As the slow motion cut-and-run strategy gains political steam, liberal think-tanks and Clinton-era security analysts are providing their blessing. For example, in late November former White House national security adviser Richard Clarke called for the United States to announce that the final withdrawal of American troops from Iraq will occur by the end of 2007. Lawrence Korb of the Center for American Progress, the think tank created by Democratic operative John Podesta, is also advocating a phased withdrawal pursuant to a similar timetable. Yet just this past June, before the Democratic strategy had begun to "coalesce," Korb stated that such a timetable would be "a mistake."

With

their latest Iraq policy gyration, and with public support for the war waning, Democrats finally have the potential to affect policy.

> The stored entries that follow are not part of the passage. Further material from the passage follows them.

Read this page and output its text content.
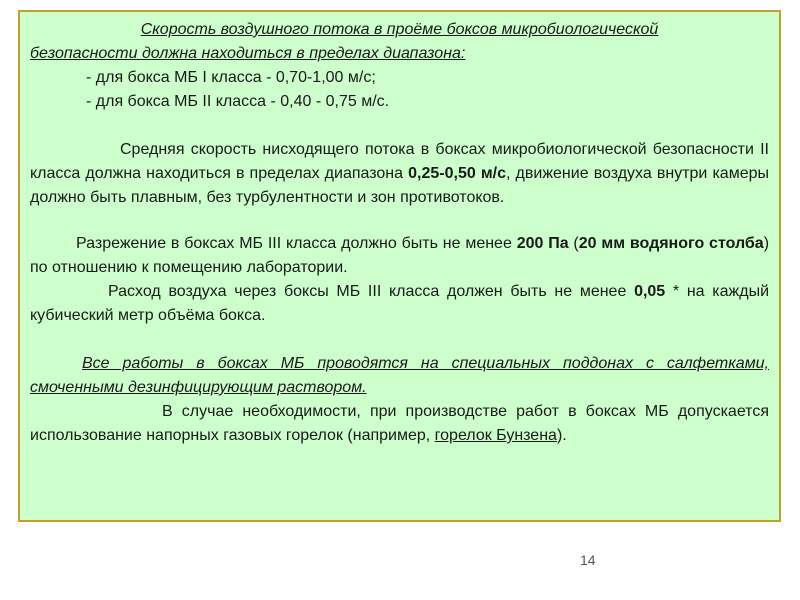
Скорость воздушного потока в проёме боксов микробиологической

безопасности должна находиться в пределах диапазона:

- для бокса МБ I класса - 0,70-1,00 м/с;

- для бокса МБ II класса - 0,40 - 0,75 м/с.

Средняя скорость нисходящего потока в боксах микробиологической безопасности II класса должна находиться в пределах диапазона 0,25-0,50 м/с, движение воздуха внутри камеры должно быть плавным, без турбулентности и зон противотоков.

Разрежение в боксах МБ III класса должно быть не менее 200 Па (20 мм водяного столба) по отношению к помещению лаборатории.

Расход воздуха через боксы МБ III класса должен быть не менее 0,05 * на каждый кубический метр объёма бокса.

Все работы в боксах МБ проводятся на специальных поддонах с салфетками, смоченными дезинфицирующим раствором.

В случае необходимости, при производстве работ в боксах МБ допускается использование напорных газовых горелок (например, горелок Бунзена).

14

In 2002, many Democrats manifested their opportunism by voting for a war they didn't want--a loathsome act, but one that did not threaten to drive policy. In 2004, when the Democrat standard-bearer flip-flopped on the war, he merely provided comic relief. But with the formulation of their "quit later" plan, the Democrats' opportunistic split-the-baby impulse has spawned a distinctive policy alternative.

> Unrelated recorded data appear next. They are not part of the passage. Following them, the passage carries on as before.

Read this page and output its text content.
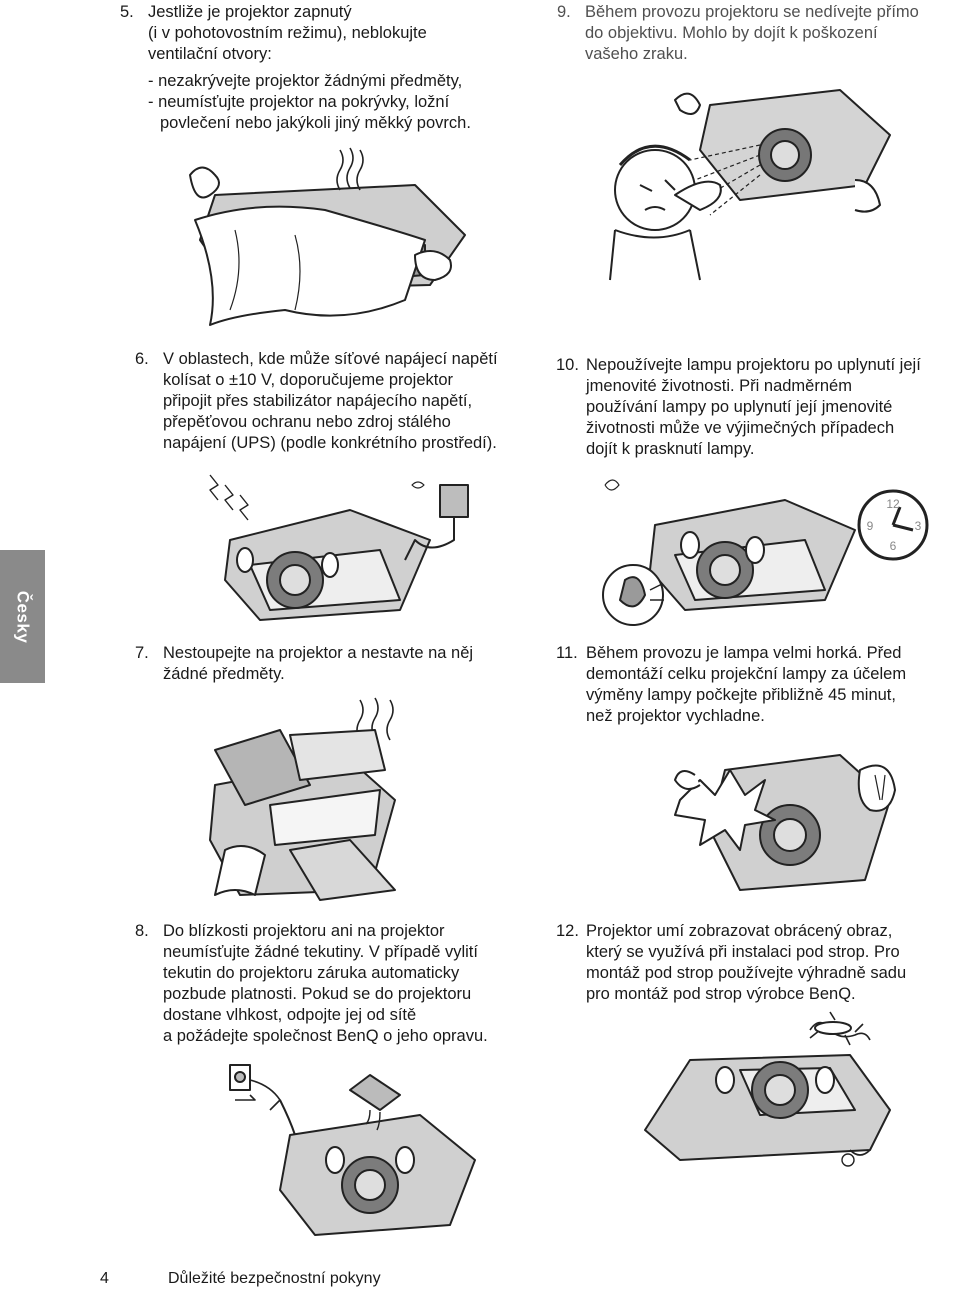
5. Jestliže je projektor zapnutý

(i v pohotovostním režimu), neblokujte

ventilační otvory:

- nezakrývejte projektor žádnými předměty,
- neumísťujte projektor na pokrývky, ložní
povlečení nebo jakýkoli jiný měkký povrch.
9. Během provozu projektoru se nedívejte přímo

do objektivu. Mohlo by dojít k poškození

vašeho zraku.

6. V oblastech, kde může síťové napájecí napětí

kolísat o ±10 V, doporučujeme projektor

připojit přes stabilizátor napájecího napětí,

přepěťovou ochranu nebo zdroj stálého

napájení (UPS) (podle konkrétního prostředí).

10. Nepoužívejte lampu projektoru po uplynutí její

jmenovité životnosti. Při nadměrném

používání lampy po uplynutí její jmenovité

životnosti může ve výjimečných případech

dojít k prasknutí lampy.

7. Nestoupejte na projektor a nestavte na něj

žádné předměty.

11. Během provozu je lampa velmi horká. Před

demontáží celku projekční lampy za účelem

výměny lampy počkejte přibližně 45 minut,

než projektor vychladne.

8. Do blízkosti projektoru ani na projektor

neumísťujte žádné tekutiny. V případě vylití

tekutin do projektoru záruka automaticky

pozbude platnosti. Pokud se do projektoru

dostane vlhkost, odpojte jej od sítě

a požádejte společnost BenQ o jeho opravu.

12. Projektor umí zobrazovat obrácený obraz,

který se využívá při instalaci pod strop. Pro

montáž pod strop používejte výhradně sadu

pro montáž pod strop výrobce BenQ.

12
3
6
9
Česky
4	Důležité bezpečnostní pokyny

And what a policy alternative it is. Only Democratic legislators and liberal think tank denizens could rally around the concept of announcing to our enemies that we will fight until a certain date (or year) and then quit. Even strident anti-war Democrat Bob Graham has recognized the absurdity of advising our enemy of the time frame in which we intend to cut-and-run. Surely no country in history has ever embraced such an approach to warfare. War is not a government program that can be managed according to a fixed schedule. Rather, it is a struggle in which one's next move must always be contingent on current reality, not pre-established timetables.

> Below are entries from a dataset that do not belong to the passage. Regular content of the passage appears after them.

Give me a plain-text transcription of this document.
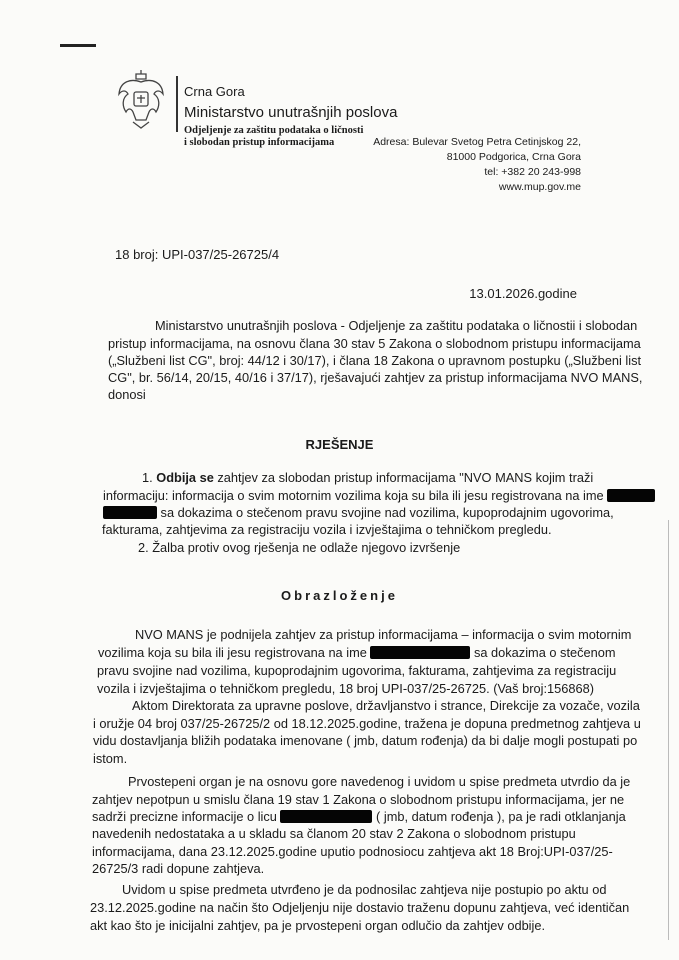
Crna Gora
Ministarstvo unutrašnjih poslova
Odjeljenje za zaštitu podataka o ličnosti
i slobodan pristup informacijama	Adresa: Bulevar Svetog Petra Cetinjskog 22,
81000 Podgorica, Crna Gora
tel: +382 20 243-998
www.mup.gov.me
18 broj: UPI-037/25-26725/4
13.01.2026.godine
RJEŠENJE
Obrazloženje
Ministarstvo unutrašnjih poslova - Odjeljenje za zaštitu podataka o ličnostii i slobodan
pristup informacijama, na osnovu člana 30 stav 5 Zakona o slobodnom pristupu informacijama
(„Službeni list CG", broj: 44/12 i 30/17), i člana 18 Zakona o upravnom postupku („Službeni list
CG", br. 56/14, 20/15, 40/16 i 37/17), rješavajući zahtjev za pristup informacijama NVO MANS,
donosi
1. Odbija se zahtjev za slobodan pristup informacijama "NVO MANS kojim traži
informaciju: informacija o svim motornim vozilima koja su bila ili jesu registrovana na ime
sa dokazima o stečenom pravu svojine nad vozilima, kupoprodajnim ugovorima,
fakturama, zahtjevima za registraciju vozila i izvještajima o tehničkom pregledu.
2. Žalba protiv ovog rješenja ne odlaže njegovo izvršenje
NVO MANS je podnijela zahtjev za pristup informacijama – informacija o svim motornim
vozilima koja su bila ili jesu registrovana na ime	sa dokazima o stečenom
pravu svojine nad vozilima, kupoprodajnim ugovorima, fakturama, zahtjevima za registraciju
vozila i izvještajima o tehničkom pregledu, 18 broj UPI-037/25-26725. (Vaš broj:156868)
Aktom Direktorata za upravne poslove, državljanstvo i strance, Direkcije za vozače, vozila
i oružje 04 broj 037/25-26725/2 od 18.12.2025.godine, tražena je dopuna predmetnog zahtjeva u
vidu dostavljanja bližih podataka imenovane ( jmb, datum rođenja) da bi dalje mogli postupati po
istom.
Prvostepeni organ je na osnovu gore navedenog i uvidom u spise predmeta utvrdio da je
zahtjev nepotpun u smislu člana 19 stav 1 Zakona o slobodnom pristupu informacijama, jer ne
sadrži precizne informacije o licu	( jmb, datum rođenja ), pa je radi otklanjanja
navedenih nedostataka a u skladu sa članom 20 stav 2 Zakona o slobodnom pristupu
informacijama, dana 23.12.2025.godine uputio podnosiocu zahtjeva akt 18 Broj:UPI-037/25-
26725/3 radi dopune zahtjeva.
Uvidom u spise predmeta utvrđeno je da podnosilac zahtjeva nije postupio po aktu od
23.12.2025.godine na način što Odjeljenju nije dostavio traženu dopunu zahtjeva, već identičan
akt kao što je inicijalni zahtjev, pa je prvostepeni organ odlučio da zahtjev odbije.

DEMOCRATS UNDERSTAND this logic as clearly as the Bush administration does. Indeed, their political strategy has been designed, in the Washington Post's words, "to provide the party enough maneuvering room to allow Democrats to adjust their position as conditions in Iraq change." Yet when it comes to the nation's military strategy, the Democrats propose to withhold such maneuvering room from the commander-in-chief and our armed forces.